Quindi, al netto della tutela dei minori, che è un tema di straordinaria complessità e difficilissima soluzione, bisogna avere il coraggio di affermare che ogni controllo di questo genere è sbagliato. Gli unici vincoli accettabili sono la tracciabilità di chi pubblica, il codice penale, il codice civile, il codice deontologico. Punto. E bisogna piantarla di considerare i social come l’unica sentina dell’umanità. Certo che lo sono, certo che hanno una potenza tecnologica diffusiva inaudita, ma la natura menzognera non è affatto una loro esclusiva. La storia dell’informazione è dal suo dilucolo, dai tempi di Gutenberg, una storia di bugie e falsità. I media tradizionali, i giornali, le radio, le televisioni sono da sempre infarciti di imprecisioni, allusioni, diffamazioni, astuzie demagogiche e tendenziose, luride marchette, servilismi ignobili e ignobili mascalzonate, calci dell’asino ai perdenti e leccate di piedi ai potenti. E’ la storia dei media. E’ la storia degli uomini. E’ la loro natura. E così come la conoscenza della storia si conquista solo confrontando più e più fonti - la storia la scrivono sempre i vincitori - allo stesso modo l’unico soggetto deputato a tentare di ricostruire faticosamente la realtà non è certo uno sguattero del padrone o un invasato che si ritiene il depositario della Verità (che esiste, però è inconoscibile) o chi volete voi, ma il singolo lettore, il singolo cittadino.
Ed è qui che casca l’asino dei nostri mirabolanti editori globali e dei nostri mirabolanti statisti multimediali.
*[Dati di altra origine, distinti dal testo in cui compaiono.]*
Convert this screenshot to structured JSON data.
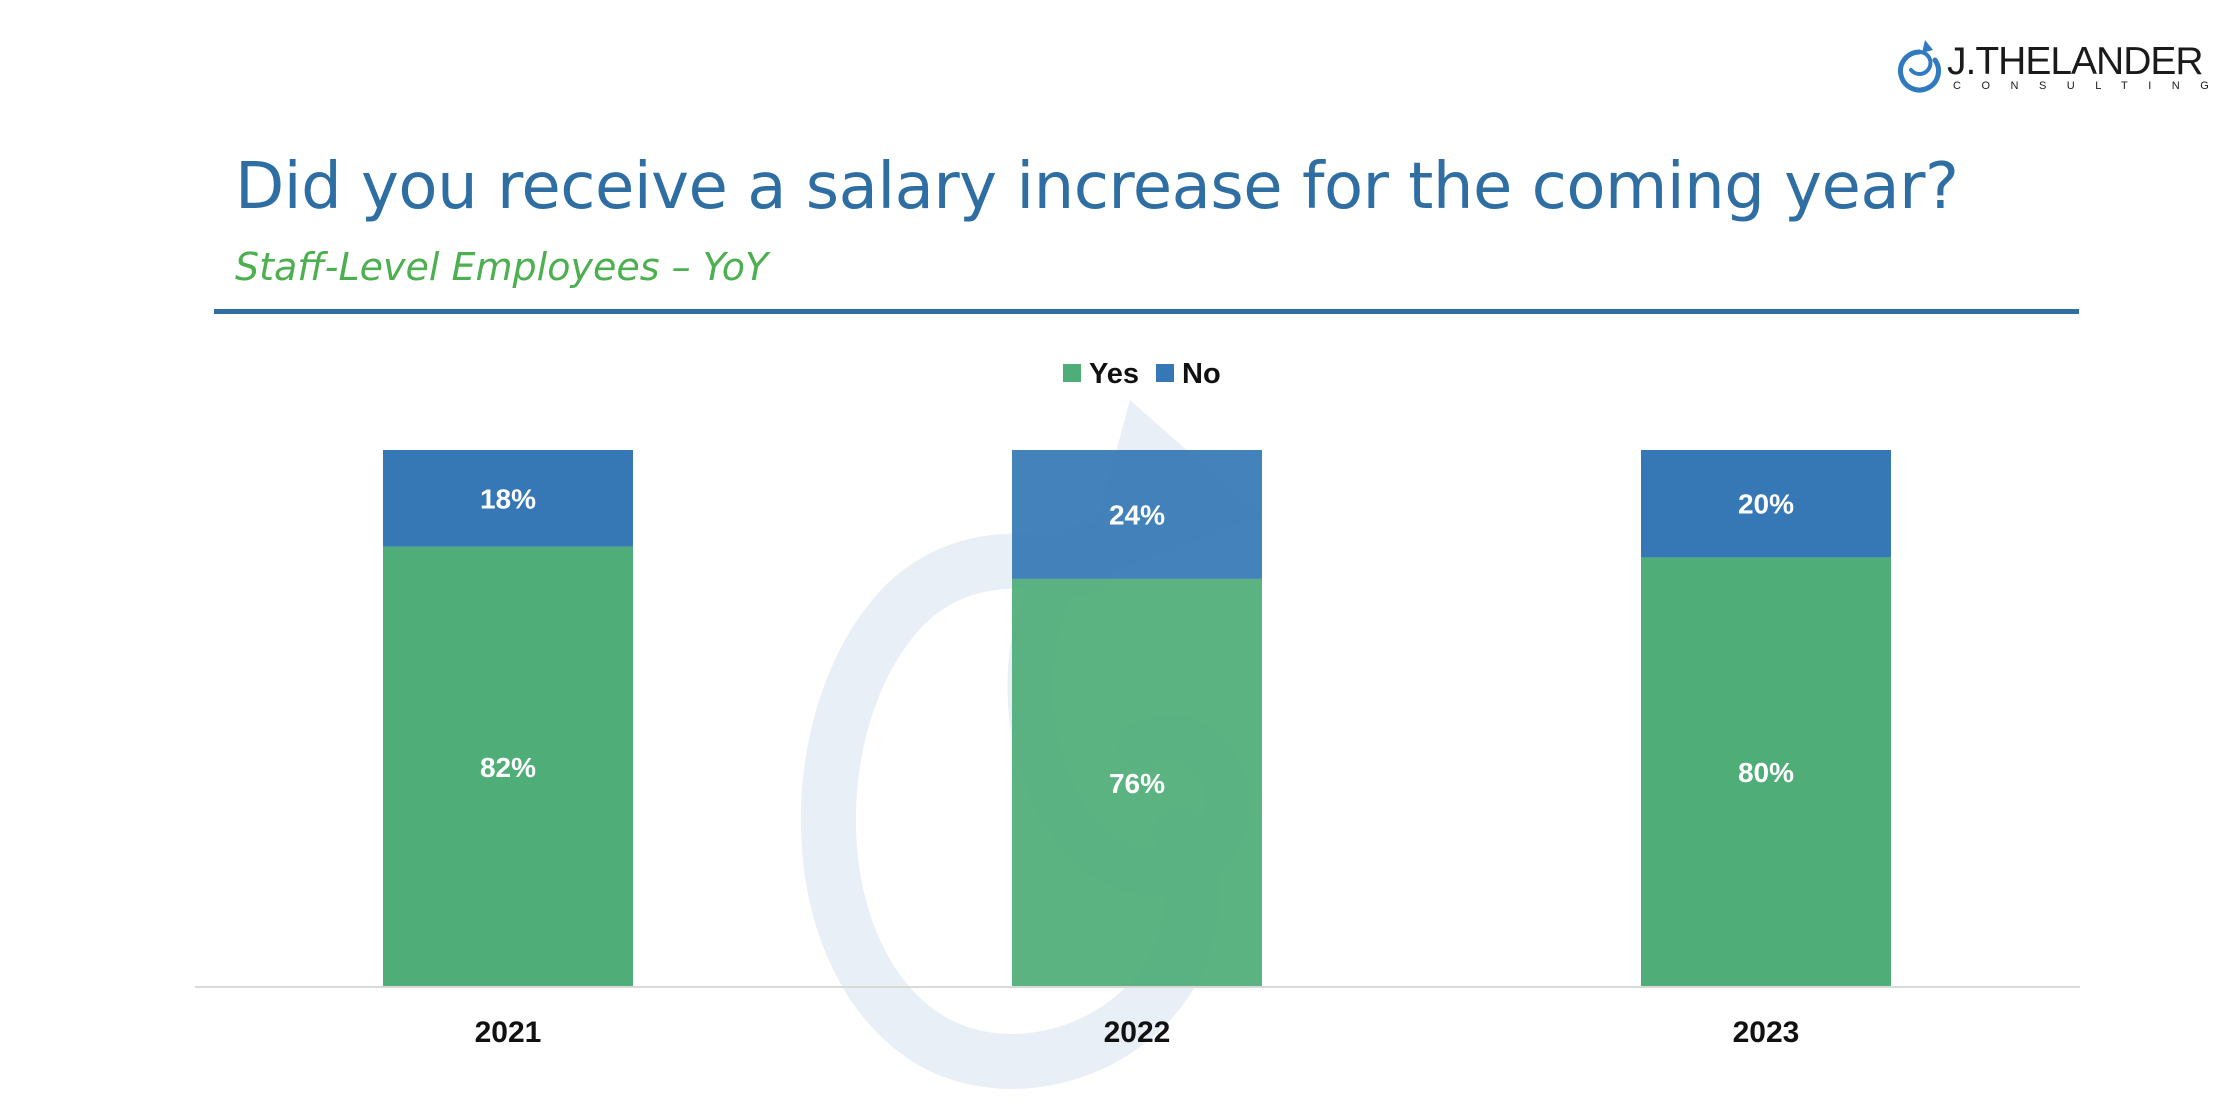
{
  "header": {
    "title": "Did you receive a salary increase for the coming year?",
    "subtitle": "Staff-Level Employees – YoY"
  },
  "logo": {
    "name": "J.THELANDER",
    "tagline": "CONSULTING",
    "icon": "spiral-logo-icon"
  },
  "colors": {
    "title": "#2f6ea3",
    "subtitle": "#4caf50",
    "yes": "#4fad78",
    "no": "#3578b5",
    "watermark": "#e8eff6"
  },
  "chart_data": {
    "type": "bar",
    "stacked": true,
    "categories": [
      "2021",
      "2022",
      "2023"
    ],
    "series": [
      {
        "name": "Yes",
        "values": [
          82,
          76,
          80
        ],
        "labels": [
          "82%",
          "76%",
          "80%"
        ]
      },
      {
        "name": "No",
        "values": [
          18,
          24,
          20
        ],
        "labels": [
          "18%",
          "24%",
          "20%"
        ]
      }
    ],
    "ylim": [
      0,
      100
    ],
    "legend": "top-center",
    "grid": false
  }
}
L’informazione seria, approfondita e corretta prevede che esista un pubblico di persone colte, riflessive e preparate, uomini e donne che studiano, che leggono, che confrontano le fonti, che non si fanno prendere per il naso dal primo Masaniello o dal primo imbonitore di piazza che passa, che capiscono al volo sui social e sui media tradizionali dov’è la notizia, dove la propaganda stracciona e dove la fuffa pura e semplice. E per far sì che una società del genere esista, servono famiglie solide, scuole e università meritocratiche, insegnanti di vaglia.
Tutto quello che oggi non c’è perché a questi qui, ai mirabolanti editori globali e ai sedicenti statisti multimediali di cui sopra, non interessa nulla di questo, interessa solo governare una plebe marmagliante di analfabeti funzionali (in Italia è il 35% della popolazione!) che non sono in grado di comprendere un testo complesso e sono quindi perfetti per ingurgitare qualsiasi balla clamorosa faccia loro comodo.
Questo è il programma. Sul quale, non preoccupatevi, sono tutti d’accordo. Perché quando c’è da lisciare il pelo al popolo bue prima per fregarlo meglio dopo, questi qui - destra, centro e sinistra - sono tutti uguali. Diteglielo al fact checker.